Sharing pelayanan oleh Pst Felix Supranto, SS.CC

Kebangunan Rohani Katolik (KRK), pada tanggal 16 Juni 2015, diadakan di aula Gereja Santo Fransiskus Xaverius, Tanjung Priok, Jakarta Utara, dalam rangka ulang tahun PDPKK di sana. Banyak umat, bahkan umat dari paroki-paroki sekitar dan Bekasi yang jauh, menghadiri KRK tersebut. Umat haus akan jamahan Tuhan. Jamahan Tuhan sangat berarti bagi mereka. Mereka percaya bahwa jamahan Tuhan dapat memulihkan mereka: “Aku bersemayam di tempat tinggi dan di tempat kudus tetapi juga bersama-sama orang yang remuk dan rendah hati, untuk menghidupkan semangat orang-orang yang rendah hati dan untuk menghidupkan hati orang-orang yang remuk” (Yesaya 57:15). Jamahan Tuhan penuh kuasa bagi orang yang percaya.

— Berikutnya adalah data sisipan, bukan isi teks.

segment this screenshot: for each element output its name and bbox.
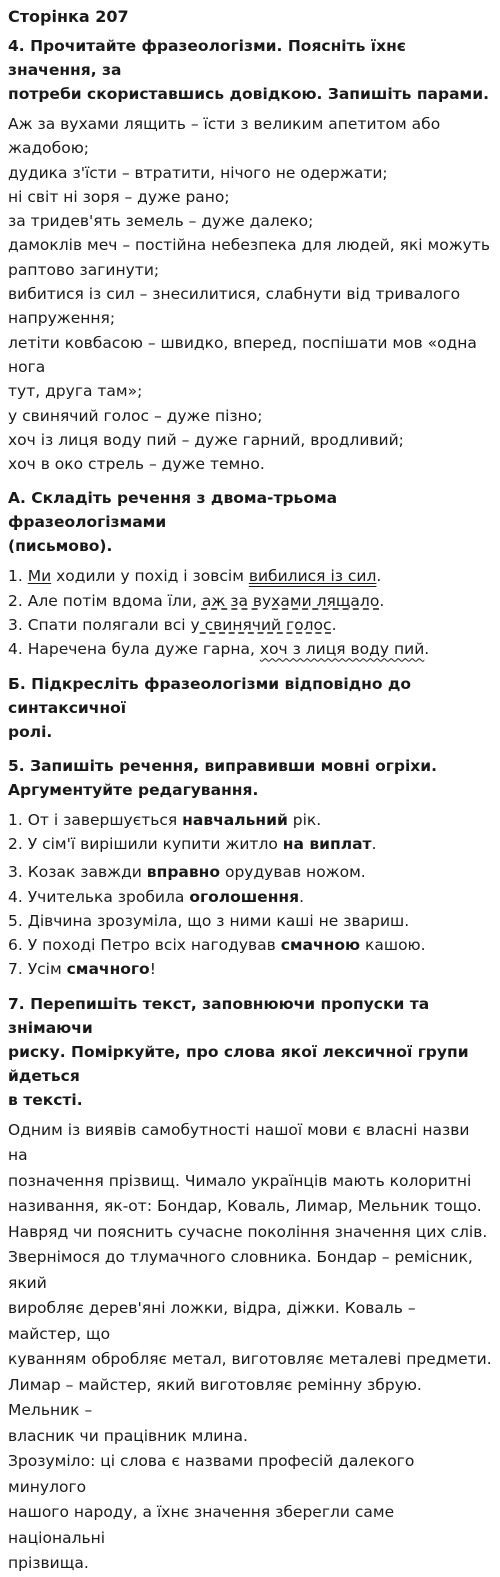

Setelah Firman Tuhan kusampaikan dan doa mohon kesembuhan serta pemulihan kudaraskan, seorang nenek mendekatiku. Ia berkata: “Romo, terimakasih, Tuhan telah menyembuhkan aku”. Aku langsung berkata: “Puji Tuhan, Tuhan memang luar biasa. Kuasa-Nya dahsyat. Jangan lupa bersaksi ya, Bu”. Aku pikir ibu itu pasti mengalami kesembuhan fisik yang menakjubkan. Aku pun bertanya kepadanya: “Ibu disembuhkan dari penyakit apa?” Jawabannya ternyata di luar perkiraanku: “Aku tidak disembuhkan dari penyakit jasmani. Akan tetapi, Tuhan telah memulihkan makna kehidupanku. Semakin tua, semakin aku bertanya apakah masih ada bagian dalam tubuhku yang bernilai. Mataku semakin hari semakin kabur. Tanganku, yang dahulu kuat bisa bekerja untuk keluargaku, kini semakin lemah dan bahkan gemetar. Tanganku sudah sulit untuk memegang gelas sekalipun. Telingaku kini juga semakin sulit untuk mendengar sehingga banyak orang berpikir bahwa aku tidak nyambung dengan perkataan orang. Kakiku kini juga sulit berjalan karena reumatik. Semakin aku memikirkannya, aku semakin sedih karena merasa diriku tidak ada artinya. Akan tetapi, ketika aku meneteskan air mata pada saat ‘doa dikumandangkan’, aku merasakan tangan Tuhan Yesus menyentuh bahuku sambil berkata ‘Anakku, bahumu sangat bernilai dan nilainya tidak akan pernah berakhir. Bahumu bukan sekedar untuk menyangga kepalamu, tetapi bahumu adalah tempat yang selalu sedia menopang kepala orang-orang yang engkau cintai yang sedang meneteskan air mata. Bahumu adalah bahu-Ku. Dari bahumu mengalirlah belas kasihan dan peneguhan-Ku”. Setelah mengatakan demikian, ia diam sejenak. Setelah itu, ia melanjutkan ceritanya dengan senyuman yang renyah: “Apa yang telah aku katakan dan lakukan pasti terlupakan. Satu-satunya yang tak terlupakan adalah bagaimana aku telah membuat hidup banyak orang, terutama keluargaku, bermakna melalui bahuku. Ternyata hidupku terus bermakna melalui bahuku. Aku kini sangat bersukacita di masa senjaku dengan senantiasa menyediakan bahuku untuk memberikan kekuatan bagi yang membutuhkannya”.

Kesimpulan sebagai sebuah pesan: Belas kasihan tidak timbul dari bibir atau pikiran, tetapi dari dalam jiwa. Ia mampu mendengar apa yang tidak dikatakan, mengerti apa yang tidak dijelaskan, dan memahami apa yang dialami. Sebagai murid Tuhan Yesus Kristus, belas kasihan sudah selayaknya senantiasa ada dalam hati kita sebab di dalam Dia ada belas kasihan: “Jadi karena dalam Kristus ada nasihat, ada penghiburan kasih, ada persekutuan Roh, ada kasih mesra dan belas kasihan” (Filipi 2:1).